Meta-Analysis-Based Preliminary Exploration of the Connection between ATDILI and Schizophrenia by GSTM1/T1 Gene Polymorphisms

Anti-tuberculosis drugs have some adverse effects such as anti-tuberculosis drug-induced liver injury (ATDILI) and mental disorders. The involvement of glutathione S-transferase (GST) genes in pathogenesis of ATDILI or schizophrenia (SCZ) has been reported. Therefore, GST genes may exemplify molecular connectors between ATDILI and SCZ. However, association studies of GSTM1/T1 polymorphisms with these two diseases have yielded conflicting results. After searching case-control association studies in PubMed, ISI Web of Science, EMBASE, Chinese National Knowledge Infrastructure (CNKI), and Chinese BioMedical Literature Database, we performed meta-analyses across a total of 20 published association studies on 3146 subjects for the association of GSTM1 and ATDILI, 2587 for the GSTT1-ATDILI association, 2283 for GSTM1-SCZ and 1116 for GSTT1-SCZ to test the associations of GSTM1/T1 polymorphisms with ATDILI and SCZ. The GSTM1 present genotype was significantly associated with decreased risks of ATDILI (risk ratio(RR): 0.81, 95% confidence interval (CI): 0.75–0.88, P P = 0.004) according to the fixed-effect model, while the GSTT1 present genotype was significantly associated only with a high risk of SCZ (RR: 1.17, 95%CI: 1.04–1.32, P = 0.01) according to both the random- and fixed-effect models, but not with ATDILI (P = 0.82) according to the fixed-effect model. Moreover, these significant results were supported with moderate evidence according to the Venice criteria. These results indicate that GSTM1 represents a genetic connection between ATDILI and SCZ, and suggest that ATDILI and SCZ may be co-occurring for the subjects with GSTM1 null genotype.

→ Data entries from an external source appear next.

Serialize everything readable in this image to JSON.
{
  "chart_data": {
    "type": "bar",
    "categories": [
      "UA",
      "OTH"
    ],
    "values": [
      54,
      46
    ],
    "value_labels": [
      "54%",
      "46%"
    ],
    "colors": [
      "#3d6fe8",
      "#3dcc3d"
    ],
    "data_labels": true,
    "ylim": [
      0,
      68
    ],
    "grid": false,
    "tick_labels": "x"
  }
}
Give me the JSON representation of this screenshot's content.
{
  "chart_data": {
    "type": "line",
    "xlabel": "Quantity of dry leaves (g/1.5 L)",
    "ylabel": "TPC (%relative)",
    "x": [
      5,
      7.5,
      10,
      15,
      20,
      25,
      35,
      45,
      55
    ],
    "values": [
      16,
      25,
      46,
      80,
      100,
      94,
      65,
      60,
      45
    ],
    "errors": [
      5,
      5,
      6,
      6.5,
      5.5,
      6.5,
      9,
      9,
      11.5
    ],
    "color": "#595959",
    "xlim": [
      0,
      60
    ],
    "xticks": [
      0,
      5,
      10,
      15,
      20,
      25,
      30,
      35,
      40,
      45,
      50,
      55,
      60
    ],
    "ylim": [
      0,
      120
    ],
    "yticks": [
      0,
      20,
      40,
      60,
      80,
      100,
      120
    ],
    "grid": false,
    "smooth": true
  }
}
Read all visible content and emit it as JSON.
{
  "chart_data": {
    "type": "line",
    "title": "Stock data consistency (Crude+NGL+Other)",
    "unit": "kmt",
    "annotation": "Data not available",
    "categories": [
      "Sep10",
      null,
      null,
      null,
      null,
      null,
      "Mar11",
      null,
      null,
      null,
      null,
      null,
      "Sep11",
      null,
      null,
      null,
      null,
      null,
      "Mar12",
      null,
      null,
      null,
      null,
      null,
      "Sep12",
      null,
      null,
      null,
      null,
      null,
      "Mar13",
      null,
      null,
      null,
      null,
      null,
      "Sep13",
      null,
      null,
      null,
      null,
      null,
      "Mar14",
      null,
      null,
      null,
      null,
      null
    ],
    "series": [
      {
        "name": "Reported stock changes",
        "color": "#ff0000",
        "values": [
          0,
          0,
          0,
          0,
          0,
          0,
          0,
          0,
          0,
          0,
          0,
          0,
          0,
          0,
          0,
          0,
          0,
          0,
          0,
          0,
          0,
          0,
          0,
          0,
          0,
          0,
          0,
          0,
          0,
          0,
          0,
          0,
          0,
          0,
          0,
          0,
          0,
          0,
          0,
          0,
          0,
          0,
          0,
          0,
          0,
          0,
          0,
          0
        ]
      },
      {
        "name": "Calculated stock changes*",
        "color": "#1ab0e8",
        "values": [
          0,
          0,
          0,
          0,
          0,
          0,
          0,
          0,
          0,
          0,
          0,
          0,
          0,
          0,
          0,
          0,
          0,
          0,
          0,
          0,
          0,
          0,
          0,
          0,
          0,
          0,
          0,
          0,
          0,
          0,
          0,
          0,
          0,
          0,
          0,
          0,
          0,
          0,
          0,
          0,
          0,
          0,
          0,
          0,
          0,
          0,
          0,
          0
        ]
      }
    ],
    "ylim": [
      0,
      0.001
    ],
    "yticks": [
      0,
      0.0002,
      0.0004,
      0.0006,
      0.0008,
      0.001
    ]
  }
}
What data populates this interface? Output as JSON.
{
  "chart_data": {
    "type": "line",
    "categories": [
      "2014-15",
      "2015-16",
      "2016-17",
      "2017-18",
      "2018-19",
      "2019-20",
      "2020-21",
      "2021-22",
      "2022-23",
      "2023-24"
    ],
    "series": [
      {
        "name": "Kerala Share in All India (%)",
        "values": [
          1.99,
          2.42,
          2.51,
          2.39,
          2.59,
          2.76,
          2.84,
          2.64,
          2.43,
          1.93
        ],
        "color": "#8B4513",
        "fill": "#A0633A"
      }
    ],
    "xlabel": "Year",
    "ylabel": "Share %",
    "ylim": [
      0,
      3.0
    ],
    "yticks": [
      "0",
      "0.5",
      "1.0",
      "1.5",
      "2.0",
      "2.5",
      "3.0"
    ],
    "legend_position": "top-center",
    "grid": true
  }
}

抗结核药物存在多种不良反应，其中包括抗结核药物性肝损伤（anti-tuberculosis drug-induced liver injury, ATDILI）与精神障碍。现有研究表明，谷胱甘肽S-转移酶（glutathione S-transferase, GST）基因参与了抗结核药物性肝损伤及精神分裂症（schizophrenia, SCZ）的发病过程，由此可见，GST基因或可作为连接ATDILI与SCZ的分子纽带。但针对GSTM1/T1基因多态性与这两种疾病的关联研究，所得结果却存在较大分歧。我们先后在PubMed、ISI Web of Science、EMBASE、中国知网（Chinese National Knowledge Infrastructure, CNKI）以及中国生物医学文献数据库（Chinese BioMedical Literature Database）中检索病例-对照关联研究，随后针对20项已发表的关联研究开展荟萃分析：其中检验GSTM1与ATDILI关联的研究共纳入3146名受试者，检验GSTT1与ATDILI关联的研究纳入2587名受试者，检验GSTM1与SCZ关联的研究纳入2283名受试者，检验GSTT1与SCZ关联的研究纳入1116名受试者，以此评估GSTM1/T1基因多态性与ATDILI及SCZ的关联强度。固定效应模型分析结果显示，携带GSTM1阳性基因型的个体发生ATDILI的风险显著降低（风险比（risk ratio, RR）=0.81，95%置信区间（confidence interval, CI）：0.75~0.88，P=0.004）；而随机效应模型与固定效应模型均表明，携带GSTT1阳性基因型仅与SCZ发病风险升高显著相关（RR=1.17，95%CI：1.04~1.32，P=0.01），但该基因型与ATDILI的关联无统计学意义（固定效应模型下P=0.82）。此外，依据威尼斯标准（Venice criteria），上述显著关联结果得到了中等强度证据的支持。本研究结果证实，GSTM1可作为连接ATDILI与SCZ的遗传纽带，同时提示携带GSTM1缺失基因型的受试者，可能同时罹患ATDILI与SCZ。